A new report from Young Minds Advocacy makes the case that the publicly funded mental health system for children in California needs a shake up.
Released last week to coincide with Mental Health Awareness Month, the report argues that California needs to adopt a comprehensive vision of children’s mental health. Responsibility for the mental health needs of California’s most vulnerable children is spread out among a Byzantine system of federal and state funding streams and child-serving agencies. As a result, the coordination of care spread amongst an array of different mental health programs is often challenging, according to Patrick Gardner, president of Young Minds Advocacy.
In California’s Children and Youths’ System of Care: An Agenda to Transform Promises Into Practice, Gardner estimates that more than one quarter of a million eligible California children with serious mental health needs failed to receive Medi-Cal assistance and that only 17 percent of the eligible special education students receive mental health services as part of their individualized education plans (IEPs).
An emerging concern for children’s mental health advocates is declining penetration rates — or the percentage of eligible youth who access any type of care — children who rely on Medicaid for health care. In California, nearly 50,000 fewer children have received Early, Periodic, Screening, Diagnosis and Treatment (EPSDT) services in recent years. The EPSDT program is responsible for delivering the specialty mental health services that foster youth often require.

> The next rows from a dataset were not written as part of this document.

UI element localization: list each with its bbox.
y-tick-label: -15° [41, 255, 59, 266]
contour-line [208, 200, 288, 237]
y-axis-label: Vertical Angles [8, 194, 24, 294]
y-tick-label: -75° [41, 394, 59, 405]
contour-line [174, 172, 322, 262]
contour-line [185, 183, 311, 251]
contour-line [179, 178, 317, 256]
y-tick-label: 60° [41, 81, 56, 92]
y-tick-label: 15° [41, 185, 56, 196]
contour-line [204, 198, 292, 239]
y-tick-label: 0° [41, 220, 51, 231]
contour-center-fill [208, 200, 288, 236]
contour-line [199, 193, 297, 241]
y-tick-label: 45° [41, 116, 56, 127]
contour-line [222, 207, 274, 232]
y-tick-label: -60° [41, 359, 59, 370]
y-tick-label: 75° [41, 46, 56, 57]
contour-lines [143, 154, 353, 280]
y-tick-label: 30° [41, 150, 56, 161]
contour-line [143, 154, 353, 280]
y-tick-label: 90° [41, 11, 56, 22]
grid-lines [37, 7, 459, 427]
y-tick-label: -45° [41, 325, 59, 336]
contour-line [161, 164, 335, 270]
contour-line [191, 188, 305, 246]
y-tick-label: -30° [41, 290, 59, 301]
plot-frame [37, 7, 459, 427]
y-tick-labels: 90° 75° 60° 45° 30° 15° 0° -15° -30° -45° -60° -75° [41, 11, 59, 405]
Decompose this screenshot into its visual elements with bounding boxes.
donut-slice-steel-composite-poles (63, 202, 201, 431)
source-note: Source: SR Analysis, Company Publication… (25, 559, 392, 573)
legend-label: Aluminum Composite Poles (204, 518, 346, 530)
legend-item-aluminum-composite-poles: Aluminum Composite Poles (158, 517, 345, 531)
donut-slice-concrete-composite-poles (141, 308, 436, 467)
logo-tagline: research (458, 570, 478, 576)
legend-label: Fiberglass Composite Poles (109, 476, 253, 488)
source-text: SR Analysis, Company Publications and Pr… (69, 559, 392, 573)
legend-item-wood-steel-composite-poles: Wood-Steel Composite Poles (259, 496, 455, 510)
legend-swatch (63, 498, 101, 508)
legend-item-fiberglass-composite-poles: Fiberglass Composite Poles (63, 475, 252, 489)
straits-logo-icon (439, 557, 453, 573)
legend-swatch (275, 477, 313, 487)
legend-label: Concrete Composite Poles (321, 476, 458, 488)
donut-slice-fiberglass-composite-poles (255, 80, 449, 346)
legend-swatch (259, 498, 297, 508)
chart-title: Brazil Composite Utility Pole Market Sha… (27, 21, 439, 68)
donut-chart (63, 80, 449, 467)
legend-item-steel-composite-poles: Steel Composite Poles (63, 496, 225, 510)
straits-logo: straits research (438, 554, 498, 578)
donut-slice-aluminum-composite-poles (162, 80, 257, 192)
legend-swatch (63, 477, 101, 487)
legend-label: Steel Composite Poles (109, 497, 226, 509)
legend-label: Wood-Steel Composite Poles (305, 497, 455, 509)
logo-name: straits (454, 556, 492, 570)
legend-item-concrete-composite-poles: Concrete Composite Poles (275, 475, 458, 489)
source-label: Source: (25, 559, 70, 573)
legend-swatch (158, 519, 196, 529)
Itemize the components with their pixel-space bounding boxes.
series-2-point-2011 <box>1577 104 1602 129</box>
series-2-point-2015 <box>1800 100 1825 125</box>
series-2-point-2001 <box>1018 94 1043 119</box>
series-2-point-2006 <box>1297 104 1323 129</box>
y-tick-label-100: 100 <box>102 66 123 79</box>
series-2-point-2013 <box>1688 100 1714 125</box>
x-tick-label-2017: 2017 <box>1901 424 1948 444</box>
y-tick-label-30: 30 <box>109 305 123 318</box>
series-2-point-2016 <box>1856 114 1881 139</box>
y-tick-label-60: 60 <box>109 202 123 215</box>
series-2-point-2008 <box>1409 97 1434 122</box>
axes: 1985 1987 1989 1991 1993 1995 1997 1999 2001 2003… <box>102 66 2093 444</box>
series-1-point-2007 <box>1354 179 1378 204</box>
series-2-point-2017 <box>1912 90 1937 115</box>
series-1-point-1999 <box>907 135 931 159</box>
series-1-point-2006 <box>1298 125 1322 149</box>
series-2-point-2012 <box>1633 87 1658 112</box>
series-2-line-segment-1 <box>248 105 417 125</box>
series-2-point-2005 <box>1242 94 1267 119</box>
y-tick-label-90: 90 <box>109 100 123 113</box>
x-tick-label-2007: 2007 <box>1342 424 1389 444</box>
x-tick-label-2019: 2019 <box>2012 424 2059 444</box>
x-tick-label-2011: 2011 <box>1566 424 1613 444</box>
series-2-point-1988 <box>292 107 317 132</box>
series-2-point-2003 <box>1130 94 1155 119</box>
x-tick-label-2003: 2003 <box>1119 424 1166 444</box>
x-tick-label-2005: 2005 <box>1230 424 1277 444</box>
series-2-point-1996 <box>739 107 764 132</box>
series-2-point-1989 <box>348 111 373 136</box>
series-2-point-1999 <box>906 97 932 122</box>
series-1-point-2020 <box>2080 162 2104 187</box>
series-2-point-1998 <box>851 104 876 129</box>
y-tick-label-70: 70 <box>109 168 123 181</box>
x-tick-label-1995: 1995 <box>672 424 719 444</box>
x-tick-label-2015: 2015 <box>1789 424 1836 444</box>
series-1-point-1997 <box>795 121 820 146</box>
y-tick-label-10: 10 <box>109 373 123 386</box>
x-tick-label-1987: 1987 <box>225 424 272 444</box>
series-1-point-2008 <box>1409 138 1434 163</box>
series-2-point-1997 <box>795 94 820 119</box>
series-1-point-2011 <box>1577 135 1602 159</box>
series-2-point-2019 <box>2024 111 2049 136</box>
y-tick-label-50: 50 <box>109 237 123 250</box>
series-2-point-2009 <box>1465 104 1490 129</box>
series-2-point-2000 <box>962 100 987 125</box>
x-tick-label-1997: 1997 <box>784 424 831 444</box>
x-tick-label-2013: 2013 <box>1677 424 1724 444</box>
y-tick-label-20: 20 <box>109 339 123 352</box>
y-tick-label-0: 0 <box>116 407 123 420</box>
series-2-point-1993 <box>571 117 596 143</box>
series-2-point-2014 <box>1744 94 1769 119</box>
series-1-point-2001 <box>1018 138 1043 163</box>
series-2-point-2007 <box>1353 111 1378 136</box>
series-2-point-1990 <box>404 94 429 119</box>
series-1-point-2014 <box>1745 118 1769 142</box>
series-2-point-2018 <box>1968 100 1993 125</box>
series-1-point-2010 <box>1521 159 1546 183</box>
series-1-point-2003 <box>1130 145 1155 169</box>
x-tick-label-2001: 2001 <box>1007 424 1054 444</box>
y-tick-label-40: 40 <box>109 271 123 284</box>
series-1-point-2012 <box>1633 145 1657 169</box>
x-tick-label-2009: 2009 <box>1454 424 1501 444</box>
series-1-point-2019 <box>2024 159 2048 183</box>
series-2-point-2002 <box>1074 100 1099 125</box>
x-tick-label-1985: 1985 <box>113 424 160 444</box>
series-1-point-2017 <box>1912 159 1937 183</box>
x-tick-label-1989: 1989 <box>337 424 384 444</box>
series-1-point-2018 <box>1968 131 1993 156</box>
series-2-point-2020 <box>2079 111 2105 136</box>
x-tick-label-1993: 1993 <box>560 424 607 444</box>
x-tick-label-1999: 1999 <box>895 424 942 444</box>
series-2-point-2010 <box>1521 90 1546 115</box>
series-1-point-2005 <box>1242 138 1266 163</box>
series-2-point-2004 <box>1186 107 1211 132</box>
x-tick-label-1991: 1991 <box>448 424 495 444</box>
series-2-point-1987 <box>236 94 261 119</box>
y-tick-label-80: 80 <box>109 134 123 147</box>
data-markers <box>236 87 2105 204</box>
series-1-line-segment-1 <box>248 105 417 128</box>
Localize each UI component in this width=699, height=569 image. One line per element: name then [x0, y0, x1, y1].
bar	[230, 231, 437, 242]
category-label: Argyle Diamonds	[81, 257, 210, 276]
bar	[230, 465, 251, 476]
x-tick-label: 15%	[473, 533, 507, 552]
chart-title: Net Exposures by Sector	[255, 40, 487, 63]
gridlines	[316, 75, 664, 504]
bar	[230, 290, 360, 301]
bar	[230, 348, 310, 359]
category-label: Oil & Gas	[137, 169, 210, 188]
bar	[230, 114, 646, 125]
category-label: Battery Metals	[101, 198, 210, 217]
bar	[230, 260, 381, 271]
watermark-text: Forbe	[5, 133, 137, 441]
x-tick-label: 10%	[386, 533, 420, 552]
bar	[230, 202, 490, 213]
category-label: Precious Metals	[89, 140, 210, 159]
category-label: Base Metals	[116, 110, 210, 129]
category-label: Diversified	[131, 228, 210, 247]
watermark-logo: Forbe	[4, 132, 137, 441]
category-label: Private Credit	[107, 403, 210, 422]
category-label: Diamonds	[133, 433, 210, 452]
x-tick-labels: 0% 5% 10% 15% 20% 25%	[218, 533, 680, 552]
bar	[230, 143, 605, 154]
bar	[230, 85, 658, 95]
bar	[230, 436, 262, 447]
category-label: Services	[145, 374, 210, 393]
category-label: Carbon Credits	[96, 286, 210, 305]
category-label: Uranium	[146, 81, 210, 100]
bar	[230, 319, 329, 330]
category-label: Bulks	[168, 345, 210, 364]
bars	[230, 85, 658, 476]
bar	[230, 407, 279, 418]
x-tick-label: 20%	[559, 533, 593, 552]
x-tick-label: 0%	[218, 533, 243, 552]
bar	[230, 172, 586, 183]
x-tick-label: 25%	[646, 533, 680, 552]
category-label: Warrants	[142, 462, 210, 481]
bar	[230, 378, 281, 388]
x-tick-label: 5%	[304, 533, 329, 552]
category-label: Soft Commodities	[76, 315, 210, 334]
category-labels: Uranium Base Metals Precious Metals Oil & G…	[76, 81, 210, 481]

Access also varies widely across the state. For example, in Fresno County, children are only about 40 percent as likely to receive mental health services, and the services they do get amount to less than half the value of services, as compared to their peers in Alameda County.
Another barrier to comprehensive, quality care is the lack of coordination for children with serious mental health needs who are involved with multiple child-serving systems, such as child welfare, juvenile justice, special education and specialty mental health.
Gardner has a few ideas about what would guide the state toward “a system of care that puts children, youth, and families first.”
He suggests that the state should plan for ways to extend full and equal access to mental health services across the state. Part of the solution would be to develop a “One Child, One Plan” intervention. Such an approach would “calm the cacophony of confusing and alienating interventions and goals confronting youth and their families” who are involved with multiple systems.
Other ideas for improving children’s mental health in California include developing a shared wraparound model, better evaluation of mental health programs and the proliferation of evidence-based practices through pay-for-performance-and-quality contracting by child-serving agencies and providers.